A: Want to play Army men with me? B: Who are they battling? A: Oh my Army men don't battle. B: What? Then how do they resolve their disputes? - Army Man #1: Sarge, when that man point his rifle at me, it makes me feel sad. Army Man #2: You need to tell him that Johnny. Yeah, I know, it was way funnier in the Comics page.
Anyone who knew him could have spotted SSgt. Christopher Silas' bad mood from another continent. He'd been caught unaware by the neighborhood children's return from school while he waited for Jamila in the makeshift terrace in front of her apartment. He was stranded in place by two games of sidewalk jump rope, chastising himself for his irresponsibility, for risking so much in exchange of whatever time he could steal to see her between shift changes. It was usually only an hour when military presence was its greatest and he was least likely to be noticed coming and going; two hours if he was luck and Murphy could be recruited into play.
He had decided as he jimmied the flimsy lock on her a door half an hour earlier that not having a lieutenant looking over his shoulder had made him bold and therefore stupid and Christopher Silas was not one to suffer fools kindly. He was on her couch now being even stupider, waiting. He had looked through her desk for a pen and a piece of paper to leave a note. "I was here, I broke your door, I'm sorry, I hope $20 will cover repairs," something simple he could leave with the Eisenstaedt book he'd bought for her on R&R, so she wouldn't be scared when she found her door open and its lock breached. His M9's Russian cousin in a drawer felt like a slap.
It was older but recently cleaned and loaded and what made all the whistles go off in his head; in the possession of a woman who'd been held at gunpoint in front of him less than a year earlier, who'd balked at being in the same room with a gun half that long ago. He had cleared and pocketed the pistol and searched her place from top to bottom in ten minutes knowing where to look because he'd been trained. Nothing turned up.

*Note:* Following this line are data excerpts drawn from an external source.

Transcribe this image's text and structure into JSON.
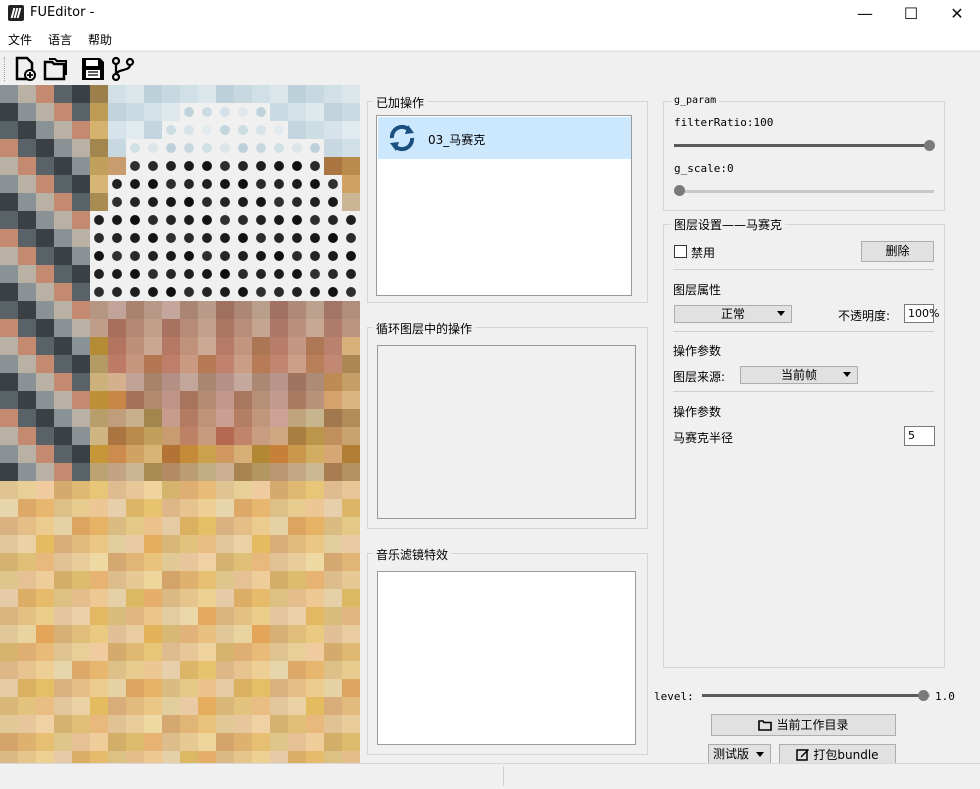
{
  "window": {
    "title": "FUEditor -",
    "minimize": "—",
    "maximize": "☐",
    "close": "✕"
  },
  "menu": [
    "文件",
    "语言",
    "帮助"
  ],
  "toolbar": {
    "icons": [
      "new-file-icon",
      "open-folder-icon",
      "save-icon",
      "branch-icon"
    ]
  },
  "panels": {
    "added_ops": {
      "title": "已加操作",
      "items": [
        {
          "label": "03_马赛克",
          "icon": "refresh-icon",
          "selected": true
        }
      ]
    },
    "loop_layer_ops": {
      "title": "循环图层中的操作"
    },
    "music_filter": {
      "title": "音乐滤镜特效"
    }
  },
  "g_param": {
    "title": "g_param",
    "filter_ratio_label": "filterRatio:100",
    "filter_ratio_value": 100,
    "g_scale_label": "g_scale:0",
    "g_scale_value": 0
  },
  "layer_settings": {
    "title": "图层设置——马赛克",
    "disable_label": "禁用",
    "disable_checked": false,
    "delete_label": "删除",
    "layer_props_label": "图层属性",
    "blend_mode": "正常",
    "opacity_label": "不透明度:",
    "opacity_value": "100%",
    "op_params_label_1": "操作参数",
    "layer_source_label": "图层来源:",
    "layer_source_value": "当前帧",
    "op_params_label_2": "操作参数",
    "mosaic_radius_label": "马赛克半径",
    "mosaic_radius_value": "5"
  },
  "level": {
    "label": "level:",
    "value_text": "1.0",
    "value": 1.0
  },
  "buttons": {
    "workdir": "当前工作目录",
    "version": "测试版",
    "pack": "打包bundle"
  },
  "colors": {
    "selection": "#cce8ff",
    "accent_icon": "#1a4f80"
  }
}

New furniture wasn't evidence. Neither was the air conditioner in the bedroom, the water heater in the bathroom, the refrigerator and the stove in the kitchen, all the canned meat and fruits in the cupboards, a television set still in its box or a laptop computer that would set him back about three months base pay. He'd gone through every explanation that justified the newfound wealth without making her one of them or in Smoke-Speak, a sand nigger.
Every hair in his arms was standing on end when Jamila pushed the door open and his hand was on the grip of his M9 when her veiled head peered in. Whatever apprehension the broken door had caused was gone when she saw his face.
"What are you doing here?" She asked with a smile that almost made him forget. Almost.
Silas didn't answer. Jamila's veil came off and a bag of groceries did too. Their eyes met through the mirror hanging behind the door. Her hair was Rosemary Woodhouse short again. She didn't turn around to continue speaking.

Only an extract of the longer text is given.